Data is the key to every statistical analysis. Data cleansing involves removing errors and inconsistencies from data to improve its quality. If the data is not clean, your results will not be clean. Simply put, Garbage In = Garbage Out.
From the instant data is recorded to the moment it is extracted a lot can go wrong.
Data may be entered incorrectly: Zeroes can be added or dropped, classification codes can be entered incorrectly, customer identifiers can be typed in inaccurately, background information may be excluded, dates may be recorded in different formats, and the list goes on and on – just think about one of your employees trying to provide an impatient customer with good service by rushing through a form that needs to be filled and you will get the picture.
Mistakes may occur when manipulating the data: fields names may be changed, mathematical operations may be applied incorrectly, figures may be rounded inappropriately, dates may be wrongly converted, units of measurement may be inconsistent, etc.
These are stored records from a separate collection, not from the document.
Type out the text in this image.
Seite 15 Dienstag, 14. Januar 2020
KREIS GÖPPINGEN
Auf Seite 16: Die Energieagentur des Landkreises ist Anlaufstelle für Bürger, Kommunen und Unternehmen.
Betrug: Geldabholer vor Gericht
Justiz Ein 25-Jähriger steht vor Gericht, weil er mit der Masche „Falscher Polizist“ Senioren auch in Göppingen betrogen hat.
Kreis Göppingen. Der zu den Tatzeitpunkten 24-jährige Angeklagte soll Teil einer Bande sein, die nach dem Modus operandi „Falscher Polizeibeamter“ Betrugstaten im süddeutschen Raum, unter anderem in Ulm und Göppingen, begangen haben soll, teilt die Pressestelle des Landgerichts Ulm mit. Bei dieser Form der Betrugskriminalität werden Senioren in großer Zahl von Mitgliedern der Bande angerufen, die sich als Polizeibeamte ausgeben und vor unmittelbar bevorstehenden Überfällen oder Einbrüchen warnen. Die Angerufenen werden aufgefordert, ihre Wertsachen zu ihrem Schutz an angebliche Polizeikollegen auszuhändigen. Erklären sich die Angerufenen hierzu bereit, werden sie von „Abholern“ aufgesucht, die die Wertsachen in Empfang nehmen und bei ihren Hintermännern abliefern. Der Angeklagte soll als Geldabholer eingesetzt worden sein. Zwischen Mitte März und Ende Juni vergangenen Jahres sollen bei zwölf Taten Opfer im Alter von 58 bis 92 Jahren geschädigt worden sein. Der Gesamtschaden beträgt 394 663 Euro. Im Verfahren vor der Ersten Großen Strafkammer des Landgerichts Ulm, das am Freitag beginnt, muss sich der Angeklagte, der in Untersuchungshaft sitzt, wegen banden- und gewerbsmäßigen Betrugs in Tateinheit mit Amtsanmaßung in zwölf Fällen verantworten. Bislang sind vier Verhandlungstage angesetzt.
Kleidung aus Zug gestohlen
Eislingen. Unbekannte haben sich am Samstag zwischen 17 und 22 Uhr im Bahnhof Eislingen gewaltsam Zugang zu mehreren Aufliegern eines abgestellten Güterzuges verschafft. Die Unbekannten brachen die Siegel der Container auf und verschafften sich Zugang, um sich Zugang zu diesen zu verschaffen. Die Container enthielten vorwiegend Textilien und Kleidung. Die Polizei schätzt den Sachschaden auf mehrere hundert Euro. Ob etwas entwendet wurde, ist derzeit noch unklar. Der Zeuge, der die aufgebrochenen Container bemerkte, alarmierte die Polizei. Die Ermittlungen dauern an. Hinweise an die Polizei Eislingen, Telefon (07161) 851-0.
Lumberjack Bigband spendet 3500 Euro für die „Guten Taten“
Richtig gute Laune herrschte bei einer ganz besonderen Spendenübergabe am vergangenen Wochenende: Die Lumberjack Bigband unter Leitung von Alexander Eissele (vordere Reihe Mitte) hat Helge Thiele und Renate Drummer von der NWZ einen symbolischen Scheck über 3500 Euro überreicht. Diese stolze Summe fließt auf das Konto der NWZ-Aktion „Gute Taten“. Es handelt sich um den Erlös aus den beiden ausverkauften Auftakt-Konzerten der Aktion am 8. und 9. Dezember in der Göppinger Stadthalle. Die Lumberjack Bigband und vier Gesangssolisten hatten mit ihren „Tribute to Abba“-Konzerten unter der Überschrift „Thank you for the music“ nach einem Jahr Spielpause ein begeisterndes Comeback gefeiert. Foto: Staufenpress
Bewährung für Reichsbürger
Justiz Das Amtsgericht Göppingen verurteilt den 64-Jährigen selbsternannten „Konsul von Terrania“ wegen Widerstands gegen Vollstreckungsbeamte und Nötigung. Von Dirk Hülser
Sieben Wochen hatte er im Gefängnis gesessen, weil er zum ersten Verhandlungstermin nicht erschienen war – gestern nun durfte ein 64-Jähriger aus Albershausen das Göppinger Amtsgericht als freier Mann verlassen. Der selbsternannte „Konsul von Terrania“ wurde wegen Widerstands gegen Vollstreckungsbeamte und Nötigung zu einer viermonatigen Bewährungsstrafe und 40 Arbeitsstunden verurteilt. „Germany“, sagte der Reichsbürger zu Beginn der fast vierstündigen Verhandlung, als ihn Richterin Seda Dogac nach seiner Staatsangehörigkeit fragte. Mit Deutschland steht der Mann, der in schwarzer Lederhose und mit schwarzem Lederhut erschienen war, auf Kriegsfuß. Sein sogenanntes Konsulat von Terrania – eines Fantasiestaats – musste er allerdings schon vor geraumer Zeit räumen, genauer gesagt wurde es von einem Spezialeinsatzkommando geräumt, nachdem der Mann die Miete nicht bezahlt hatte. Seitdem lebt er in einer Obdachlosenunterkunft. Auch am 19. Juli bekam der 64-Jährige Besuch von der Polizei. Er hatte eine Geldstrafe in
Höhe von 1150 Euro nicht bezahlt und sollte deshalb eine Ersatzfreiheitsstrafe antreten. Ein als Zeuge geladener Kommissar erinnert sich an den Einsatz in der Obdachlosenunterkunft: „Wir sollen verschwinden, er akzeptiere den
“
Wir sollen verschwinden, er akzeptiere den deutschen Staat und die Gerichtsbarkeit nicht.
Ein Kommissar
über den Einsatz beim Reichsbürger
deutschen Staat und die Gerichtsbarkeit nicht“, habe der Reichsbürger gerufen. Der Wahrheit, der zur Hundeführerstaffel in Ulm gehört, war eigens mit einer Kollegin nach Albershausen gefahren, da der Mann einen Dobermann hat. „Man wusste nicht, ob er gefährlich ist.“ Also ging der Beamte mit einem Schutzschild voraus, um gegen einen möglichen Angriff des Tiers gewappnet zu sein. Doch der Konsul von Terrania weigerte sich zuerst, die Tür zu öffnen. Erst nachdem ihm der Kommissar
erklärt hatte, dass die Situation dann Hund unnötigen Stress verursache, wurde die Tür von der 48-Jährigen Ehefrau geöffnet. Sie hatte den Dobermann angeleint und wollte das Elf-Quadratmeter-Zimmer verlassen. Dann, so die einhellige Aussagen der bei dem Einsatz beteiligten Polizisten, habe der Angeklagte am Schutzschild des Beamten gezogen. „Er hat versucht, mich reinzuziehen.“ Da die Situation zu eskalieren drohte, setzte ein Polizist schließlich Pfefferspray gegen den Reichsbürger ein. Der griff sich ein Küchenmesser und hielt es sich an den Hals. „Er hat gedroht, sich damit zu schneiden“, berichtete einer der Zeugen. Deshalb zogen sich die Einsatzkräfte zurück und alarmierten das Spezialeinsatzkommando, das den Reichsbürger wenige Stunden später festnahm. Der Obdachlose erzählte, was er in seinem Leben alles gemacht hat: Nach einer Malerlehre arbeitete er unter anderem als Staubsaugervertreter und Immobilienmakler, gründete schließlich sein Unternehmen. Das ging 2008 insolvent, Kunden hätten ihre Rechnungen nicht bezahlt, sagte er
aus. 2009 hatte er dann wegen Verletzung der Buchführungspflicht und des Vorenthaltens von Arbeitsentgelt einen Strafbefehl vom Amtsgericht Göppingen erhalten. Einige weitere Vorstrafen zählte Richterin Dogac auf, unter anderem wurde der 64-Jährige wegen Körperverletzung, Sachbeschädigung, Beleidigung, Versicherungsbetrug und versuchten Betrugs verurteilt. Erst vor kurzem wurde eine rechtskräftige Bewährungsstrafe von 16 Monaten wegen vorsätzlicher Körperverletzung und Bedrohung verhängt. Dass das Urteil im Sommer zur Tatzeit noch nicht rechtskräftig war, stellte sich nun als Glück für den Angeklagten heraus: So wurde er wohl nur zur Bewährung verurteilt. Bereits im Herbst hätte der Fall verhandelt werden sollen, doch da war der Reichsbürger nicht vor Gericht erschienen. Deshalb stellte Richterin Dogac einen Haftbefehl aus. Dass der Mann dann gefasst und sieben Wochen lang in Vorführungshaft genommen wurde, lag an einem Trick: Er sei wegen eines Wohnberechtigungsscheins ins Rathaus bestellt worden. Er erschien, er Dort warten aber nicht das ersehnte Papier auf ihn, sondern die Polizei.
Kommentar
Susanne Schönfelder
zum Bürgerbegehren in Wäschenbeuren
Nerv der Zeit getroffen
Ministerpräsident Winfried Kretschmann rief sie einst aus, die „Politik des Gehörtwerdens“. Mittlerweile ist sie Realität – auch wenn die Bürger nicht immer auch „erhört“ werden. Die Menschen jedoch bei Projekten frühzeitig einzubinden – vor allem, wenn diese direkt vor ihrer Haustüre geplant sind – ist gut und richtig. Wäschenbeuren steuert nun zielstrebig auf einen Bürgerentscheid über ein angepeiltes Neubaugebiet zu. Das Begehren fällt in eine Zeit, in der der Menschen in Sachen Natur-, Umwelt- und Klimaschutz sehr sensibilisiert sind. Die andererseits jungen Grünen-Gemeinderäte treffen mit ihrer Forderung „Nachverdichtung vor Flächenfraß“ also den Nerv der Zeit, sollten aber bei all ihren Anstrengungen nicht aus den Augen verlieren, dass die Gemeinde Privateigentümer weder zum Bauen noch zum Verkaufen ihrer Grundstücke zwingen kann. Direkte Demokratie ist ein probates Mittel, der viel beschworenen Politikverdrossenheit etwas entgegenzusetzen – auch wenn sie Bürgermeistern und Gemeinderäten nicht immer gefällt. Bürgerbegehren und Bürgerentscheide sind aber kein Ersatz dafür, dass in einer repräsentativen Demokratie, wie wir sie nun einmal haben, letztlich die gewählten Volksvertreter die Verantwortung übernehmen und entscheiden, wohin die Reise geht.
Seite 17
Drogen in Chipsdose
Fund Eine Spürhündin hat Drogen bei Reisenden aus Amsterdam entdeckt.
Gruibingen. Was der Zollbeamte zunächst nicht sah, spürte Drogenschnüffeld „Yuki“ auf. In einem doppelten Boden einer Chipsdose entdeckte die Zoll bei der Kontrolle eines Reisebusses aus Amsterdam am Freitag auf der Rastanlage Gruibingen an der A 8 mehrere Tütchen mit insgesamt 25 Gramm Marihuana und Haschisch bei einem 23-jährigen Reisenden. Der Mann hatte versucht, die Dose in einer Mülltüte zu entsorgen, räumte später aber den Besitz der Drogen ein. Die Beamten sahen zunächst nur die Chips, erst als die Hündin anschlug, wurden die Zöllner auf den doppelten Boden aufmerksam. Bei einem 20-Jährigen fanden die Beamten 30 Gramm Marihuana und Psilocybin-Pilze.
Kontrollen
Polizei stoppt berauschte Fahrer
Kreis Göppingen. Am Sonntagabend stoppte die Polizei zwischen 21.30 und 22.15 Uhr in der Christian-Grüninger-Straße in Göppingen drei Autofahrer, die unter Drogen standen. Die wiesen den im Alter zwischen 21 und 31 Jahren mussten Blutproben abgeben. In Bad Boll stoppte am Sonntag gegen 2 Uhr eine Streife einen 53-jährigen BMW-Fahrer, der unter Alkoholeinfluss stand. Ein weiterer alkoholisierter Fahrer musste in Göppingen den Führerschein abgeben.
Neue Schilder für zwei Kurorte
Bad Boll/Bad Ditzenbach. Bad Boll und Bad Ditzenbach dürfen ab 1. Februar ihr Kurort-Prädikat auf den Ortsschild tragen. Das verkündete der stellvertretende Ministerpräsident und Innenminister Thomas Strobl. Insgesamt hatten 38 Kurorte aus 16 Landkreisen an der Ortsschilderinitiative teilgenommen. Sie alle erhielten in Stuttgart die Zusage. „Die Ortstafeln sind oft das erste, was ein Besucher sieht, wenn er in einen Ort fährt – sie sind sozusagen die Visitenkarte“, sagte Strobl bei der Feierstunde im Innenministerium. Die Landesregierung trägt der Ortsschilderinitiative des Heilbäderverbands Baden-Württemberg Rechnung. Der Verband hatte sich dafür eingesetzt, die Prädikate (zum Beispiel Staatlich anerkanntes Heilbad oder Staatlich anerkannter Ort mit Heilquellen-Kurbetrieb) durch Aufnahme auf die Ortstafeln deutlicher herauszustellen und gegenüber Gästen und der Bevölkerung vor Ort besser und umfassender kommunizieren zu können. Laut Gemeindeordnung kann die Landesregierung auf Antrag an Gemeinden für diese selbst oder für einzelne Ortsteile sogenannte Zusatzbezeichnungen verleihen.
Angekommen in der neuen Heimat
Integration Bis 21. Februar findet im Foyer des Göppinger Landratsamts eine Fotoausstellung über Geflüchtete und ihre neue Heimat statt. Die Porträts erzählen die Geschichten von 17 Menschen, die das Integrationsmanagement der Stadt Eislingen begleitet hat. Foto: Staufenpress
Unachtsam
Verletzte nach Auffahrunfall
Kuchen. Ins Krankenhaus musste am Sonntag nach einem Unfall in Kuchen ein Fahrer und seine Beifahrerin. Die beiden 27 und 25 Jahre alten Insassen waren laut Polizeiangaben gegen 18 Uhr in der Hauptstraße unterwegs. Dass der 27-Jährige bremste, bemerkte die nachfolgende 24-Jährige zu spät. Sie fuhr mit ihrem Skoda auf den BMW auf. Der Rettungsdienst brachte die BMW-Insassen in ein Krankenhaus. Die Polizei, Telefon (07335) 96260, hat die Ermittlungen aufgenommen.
When multiple data sources are integrated, even more errors are created mostly because various sources often contain the same information in different representations (think about how many times you had to fill different forms with the same information when, for example, applying for a loan). When the various sources are integrated, inconsistencies have to be reconciled one way or the other which may contaminate the data even more.
Many things can go wrong, and with enough data over enough time many things will go wrong. So, what is the best time for data cleansing?
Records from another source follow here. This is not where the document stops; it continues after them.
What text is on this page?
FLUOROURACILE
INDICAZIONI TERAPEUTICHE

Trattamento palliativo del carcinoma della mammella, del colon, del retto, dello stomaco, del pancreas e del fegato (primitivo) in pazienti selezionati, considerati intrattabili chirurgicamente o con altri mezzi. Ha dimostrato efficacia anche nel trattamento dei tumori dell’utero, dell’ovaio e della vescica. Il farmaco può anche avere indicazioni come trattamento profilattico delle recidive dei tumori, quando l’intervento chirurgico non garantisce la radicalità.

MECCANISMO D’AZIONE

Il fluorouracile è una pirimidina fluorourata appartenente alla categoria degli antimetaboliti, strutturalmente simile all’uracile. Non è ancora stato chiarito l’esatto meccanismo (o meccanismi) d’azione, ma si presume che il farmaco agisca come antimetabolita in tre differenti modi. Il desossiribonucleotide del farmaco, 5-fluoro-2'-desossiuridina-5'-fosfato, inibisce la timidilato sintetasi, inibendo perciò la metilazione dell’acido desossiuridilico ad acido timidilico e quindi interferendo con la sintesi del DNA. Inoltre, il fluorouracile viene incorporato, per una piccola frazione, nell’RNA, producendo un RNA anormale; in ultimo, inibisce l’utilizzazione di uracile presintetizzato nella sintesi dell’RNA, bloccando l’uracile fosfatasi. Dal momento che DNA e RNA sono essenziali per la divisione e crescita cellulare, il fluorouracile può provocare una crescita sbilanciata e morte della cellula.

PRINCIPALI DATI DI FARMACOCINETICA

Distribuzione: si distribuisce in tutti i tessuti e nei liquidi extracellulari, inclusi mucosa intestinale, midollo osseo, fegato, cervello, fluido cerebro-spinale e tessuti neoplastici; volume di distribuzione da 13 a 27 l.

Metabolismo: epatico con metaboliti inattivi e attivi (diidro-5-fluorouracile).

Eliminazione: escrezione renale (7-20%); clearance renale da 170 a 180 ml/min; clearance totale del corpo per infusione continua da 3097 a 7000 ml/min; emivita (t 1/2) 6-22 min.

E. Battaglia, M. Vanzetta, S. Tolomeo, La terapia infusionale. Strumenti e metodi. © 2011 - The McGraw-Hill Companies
When it comes to data checking and verification, earlier is better than later. That said, it is (almost) never too late. Many practitioners do not realize how important it is but just imagine the implications of taking critical decisions based on incorrect information. So even if you catch an error later in the process it is better to pause and fix the problem rather than relying on incorrect information.
Remember, Garbage In = Garbage Out.
Clean data is vital for reliable decision making and a lot can be done to keep the data clean. Still, many errors would typically sneak in. Thus, once data is extracted it is necessary to inspect it carefully. While this process is time consuming, it helps in preventing data-related problems down the road. Furthermore, it is often the first step of the analysis – it is when intuition is developed and when initial patterns are identified and more refined questions emerge.